Let me be clear that I agree with the bishops when it comes to ensuring that any laws passed do not make the lives of the young and the helpless any more difficult than they already are. Children must not be penalised because their parents do not work. But, I work in a context where the morality underpinning much of this debate (and often overlooked) needs to be broached without the fear of being thought of as some sort of right-wing, poor hating, Capitalist oppressor. In evangelical Christian circles the poor and the oppressed are big business at the moment (rightly so), but too often we can tend to leave God admonitions out of the equation. Many people in our scheme will not work and that is the bottom line. The Bible has a lot to say about laziness, slothfulness, and idleness, and none of it is complimentary (Prov. 15:19; 19:24; 22:13; 26:13-16). God has said, “If any would not work, neither should he eat” (2 Thess. 3:10). One who is too lazy to work or who otherwise refuses to provide for his family “has denied the faith, and is worse than an unbeliever” (1 Tim. 5:8).

Laziness, fuelled by our benefits culture (amongst many other things), has reached epidemic proportions in UK housing schemes (and elsewhere). Too many are simply unwilling to even consider getting a job. On the other hand, when you are in receipt of a benefits package in excess of most monthly salaries, why would you want to? In my observations and personal experience, children in families who are long-term benefits claimants are growing up in a culture where ‘making your own way’ is not exactly a family motto. Many of them are not taught to contribute in the home with household chores, nor even to take responsibility to be good and contributing citizens. They are not given duties and responsibilities. They are not shown how to function, nor are they instilled with a sense of pride in a job well done. So, in my opinion, this debate should be about much more than simply finances. It should be about working hard, taking personal responsibility, providing for the family, helping out your neighbour and seeking to serve the poor and protect the defenceless (children, in this case).

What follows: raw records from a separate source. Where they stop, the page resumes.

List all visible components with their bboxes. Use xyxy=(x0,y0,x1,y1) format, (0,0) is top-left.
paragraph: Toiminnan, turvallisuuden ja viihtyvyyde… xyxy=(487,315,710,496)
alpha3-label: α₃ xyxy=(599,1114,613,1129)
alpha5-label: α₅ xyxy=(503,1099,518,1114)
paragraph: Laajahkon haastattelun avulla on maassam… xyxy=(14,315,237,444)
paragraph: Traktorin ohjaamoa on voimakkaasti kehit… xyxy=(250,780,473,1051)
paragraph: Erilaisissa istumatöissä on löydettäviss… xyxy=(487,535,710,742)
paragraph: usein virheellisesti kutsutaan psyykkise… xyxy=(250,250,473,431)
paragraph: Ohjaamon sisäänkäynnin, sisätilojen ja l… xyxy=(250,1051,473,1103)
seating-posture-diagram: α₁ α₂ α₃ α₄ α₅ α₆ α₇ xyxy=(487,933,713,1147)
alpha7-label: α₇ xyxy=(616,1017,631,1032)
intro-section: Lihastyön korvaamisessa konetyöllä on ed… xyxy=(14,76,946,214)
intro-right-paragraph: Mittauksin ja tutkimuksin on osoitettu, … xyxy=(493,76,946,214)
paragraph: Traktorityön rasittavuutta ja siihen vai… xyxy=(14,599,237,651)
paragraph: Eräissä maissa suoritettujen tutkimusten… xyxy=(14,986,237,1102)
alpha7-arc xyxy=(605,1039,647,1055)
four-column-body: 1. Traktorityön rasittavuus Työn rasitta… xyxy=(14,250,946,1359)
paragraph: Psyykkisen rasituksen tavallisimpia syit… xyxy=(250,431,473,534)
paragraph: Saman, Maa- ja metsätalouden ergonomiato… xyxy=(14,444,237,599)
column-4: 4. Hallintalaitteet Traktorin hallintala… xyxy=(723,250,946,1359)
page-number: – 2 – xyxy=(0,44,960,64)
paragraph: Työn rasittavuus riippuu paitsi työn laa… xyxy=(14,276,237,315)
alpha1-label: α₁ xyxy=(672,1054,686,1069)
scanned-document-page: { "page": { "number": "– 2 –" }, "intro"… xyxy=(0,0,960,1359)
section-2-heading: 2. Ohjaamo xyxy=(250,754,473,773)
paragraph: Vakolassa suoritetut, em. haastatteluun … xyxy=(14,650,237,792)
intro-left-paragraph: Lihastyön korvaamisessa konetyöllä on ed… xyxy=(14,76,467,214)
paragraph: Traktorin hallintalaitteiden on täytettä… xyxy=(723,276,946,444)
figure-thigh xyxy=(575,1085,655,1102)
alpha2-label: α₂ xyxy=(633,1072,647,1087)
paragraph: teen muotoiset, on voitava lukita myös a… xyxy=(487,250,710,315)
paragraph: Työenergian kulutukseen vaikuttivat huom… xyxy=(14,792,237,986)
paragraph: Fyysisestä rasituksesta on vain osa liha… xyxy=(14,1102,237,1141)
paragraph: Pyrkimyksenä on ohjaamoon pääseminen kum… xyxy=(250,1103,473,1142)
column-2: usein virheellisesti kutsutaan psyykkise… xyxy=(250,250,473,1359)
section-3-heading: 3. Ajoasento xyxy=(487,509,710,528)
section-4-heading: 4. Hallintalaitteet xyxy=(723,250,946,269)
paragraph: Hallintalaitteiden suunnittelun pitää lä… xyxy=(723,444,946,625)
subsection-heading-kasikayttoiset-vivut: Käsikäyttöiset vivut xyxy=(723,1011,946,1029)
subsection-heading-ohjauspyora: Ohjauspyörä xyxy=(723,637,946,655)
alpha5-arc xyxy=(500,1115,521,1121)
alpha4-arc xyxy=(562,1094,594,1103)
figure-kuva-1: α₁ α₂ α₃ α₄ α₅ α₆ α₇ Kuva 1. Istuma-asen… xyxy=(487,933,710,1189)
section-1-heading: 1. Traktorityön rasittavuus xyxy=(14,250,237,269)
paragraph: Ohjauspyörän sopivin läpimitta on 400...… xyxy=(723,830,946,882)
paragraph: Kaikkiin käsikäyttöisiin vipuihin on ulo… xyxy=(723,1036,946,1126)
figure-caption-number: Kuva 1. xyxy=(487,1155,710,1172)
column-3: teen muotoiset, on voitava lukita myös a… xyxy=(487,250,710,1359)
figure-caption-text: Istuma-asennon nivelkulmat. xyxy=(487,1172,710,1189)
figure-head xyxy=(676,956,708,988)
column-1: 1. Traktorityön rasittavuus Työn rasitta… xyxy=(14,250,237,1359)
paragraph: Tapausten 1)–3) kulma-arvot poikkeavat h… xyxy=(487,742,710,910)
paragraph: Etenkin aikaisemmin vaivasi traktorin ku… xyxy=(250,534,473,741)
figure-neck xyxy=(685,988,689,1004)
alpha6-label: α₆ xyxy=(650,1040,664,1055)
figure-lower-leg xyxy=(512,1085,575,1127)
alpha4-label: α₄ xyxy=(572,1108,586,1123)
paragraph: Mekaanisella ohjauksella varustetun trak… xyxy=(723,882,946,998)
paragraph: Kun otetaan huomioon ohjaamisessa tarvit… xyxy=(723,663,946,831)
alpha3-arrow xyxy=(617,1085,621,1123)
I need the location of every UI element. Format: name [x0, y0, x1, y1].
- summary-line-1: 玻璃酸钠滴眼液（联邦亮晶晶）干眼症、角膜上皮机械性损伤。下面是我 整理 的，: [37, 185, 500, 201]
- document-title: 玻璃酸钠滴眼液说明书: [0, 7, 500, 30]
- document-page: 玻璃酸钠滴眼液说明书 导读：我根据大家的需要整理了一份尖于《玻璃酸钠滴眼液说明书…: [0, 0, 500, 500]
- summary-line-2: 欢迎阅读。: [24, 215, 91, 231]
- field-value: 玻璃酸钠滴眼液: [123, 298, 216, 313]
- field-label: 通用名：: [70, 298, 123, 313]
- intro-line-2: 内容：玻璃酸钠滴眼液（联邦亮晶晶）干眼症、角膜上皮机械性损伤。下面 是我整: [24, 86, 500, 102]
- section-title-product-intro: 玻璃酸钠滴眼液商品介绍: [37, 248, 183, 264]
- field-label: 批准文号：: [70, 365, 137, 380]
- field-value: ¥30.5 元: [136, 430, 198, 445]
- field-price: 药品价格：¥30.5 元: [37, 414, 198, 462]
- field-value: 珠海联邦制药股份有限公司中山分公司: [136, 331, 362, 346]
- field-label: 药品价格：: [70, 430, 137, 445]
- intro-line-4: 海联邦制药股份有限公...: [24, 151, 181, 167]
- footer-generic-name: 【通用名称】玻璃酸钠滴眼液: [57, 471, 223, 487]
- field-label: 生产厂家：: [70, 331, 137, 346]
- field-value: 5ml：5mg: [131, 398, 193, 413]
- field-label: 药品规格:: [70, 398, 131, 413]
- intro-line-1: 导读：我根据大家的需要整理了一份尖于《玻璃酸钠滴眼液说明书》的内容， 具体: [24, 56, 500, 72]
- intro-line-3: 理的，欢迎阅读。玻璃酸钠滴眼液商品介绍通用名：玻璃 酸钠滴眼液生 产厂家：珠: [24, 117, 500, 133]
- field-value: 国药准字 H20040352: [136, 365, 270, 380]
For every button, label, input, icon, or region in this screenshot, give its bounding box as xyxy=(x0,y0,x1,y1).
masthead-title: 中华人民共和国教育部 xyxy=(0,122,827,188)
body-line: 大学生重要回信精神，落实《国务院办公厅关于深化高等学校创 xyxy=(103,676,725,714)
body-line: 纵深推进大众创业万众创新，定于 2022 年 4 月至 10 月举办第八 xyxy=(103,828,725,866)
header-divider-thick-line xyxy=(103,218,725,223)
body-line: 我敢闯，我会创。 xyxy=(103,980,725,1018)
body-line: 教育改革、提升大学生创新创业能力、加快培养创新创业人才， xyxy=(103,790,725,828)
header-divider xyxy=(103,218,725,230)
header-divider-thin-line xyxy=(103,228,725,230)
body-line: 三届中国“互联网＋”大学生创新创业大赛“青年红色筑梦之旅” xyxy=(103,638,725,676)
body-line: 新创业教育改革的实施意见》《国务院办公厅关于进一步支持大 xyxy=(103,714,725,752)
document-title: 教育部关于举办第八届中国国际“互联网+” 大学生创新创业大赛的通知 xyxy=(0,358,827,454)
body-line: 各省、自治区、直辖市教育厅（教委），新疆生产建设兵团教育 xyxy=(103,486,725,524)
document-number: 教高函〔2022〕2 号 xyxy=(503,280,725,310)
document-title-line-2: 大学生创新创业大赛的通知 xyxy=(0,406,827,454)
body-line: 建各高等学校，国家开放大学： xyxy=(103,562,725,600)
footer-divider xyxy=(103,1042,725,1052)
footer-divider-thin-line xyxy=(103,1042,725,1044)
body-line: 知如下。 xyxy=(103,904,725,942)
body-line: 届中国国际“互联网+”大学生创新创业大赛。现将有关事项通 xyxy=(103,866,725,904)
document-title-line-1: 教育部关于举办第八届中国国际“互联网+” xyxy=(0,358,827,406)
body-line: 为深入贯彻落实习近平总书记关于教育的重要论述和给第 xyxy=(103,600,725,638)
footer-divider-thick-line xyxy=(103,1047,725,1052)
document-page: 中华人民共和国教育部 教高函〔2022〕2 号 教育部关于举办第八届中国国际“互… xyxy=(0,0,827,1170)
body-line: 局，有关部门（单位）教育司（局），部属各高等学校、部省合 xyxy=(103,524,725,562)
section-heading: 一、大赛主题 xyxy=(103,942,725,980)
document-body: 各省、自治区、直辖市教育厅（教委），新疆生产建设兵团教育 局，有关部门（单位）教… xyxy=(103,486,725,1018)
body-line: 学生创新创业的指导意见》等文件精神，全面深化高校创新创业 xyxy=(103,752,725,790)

We need a social security system that protects those who really are in need and not just props up the lifestyles of those who view the current status quo as something that is owed them rather than as a stop-gap in order to ensure they move on to gainful employment. Lord Carey agrees. He spoke to the BBC this week (read his statement here) and said,

The welfare system is “fuelling vices and impoverishing us all’. And he said the welfare system, originally designed to tackle “want, disease, ignorance, squalor and idleness”, had become an “industry of gargantuan proportions which is fuelling those very vices and impoverishing us all”.

As a church slap bang in the middle of a housing scheme these are very much live issues for us. They have been for decades and they will continue to be so once the media storm has died down and Middle England has had its say. We need a long-term plan and not a short-term fix to save a few quid. As a church we need to be prayerfully thinking and considering what our responsibility is for our community and how we work out a biblical compassion that is not just limp wristed, hand wringing on the one hand or heavy-handed blame shifting on the other.

The evangelical church has a responsibility on this issue at a local, congregational level as well as offering a national voice. It would be nice to know where the Christian community stands on these things before we offer a cogent alternative to current government policies. As usual on here I am still thinking it through, chewing it over and asking hard questions of myself, the Bible and my own attitudes.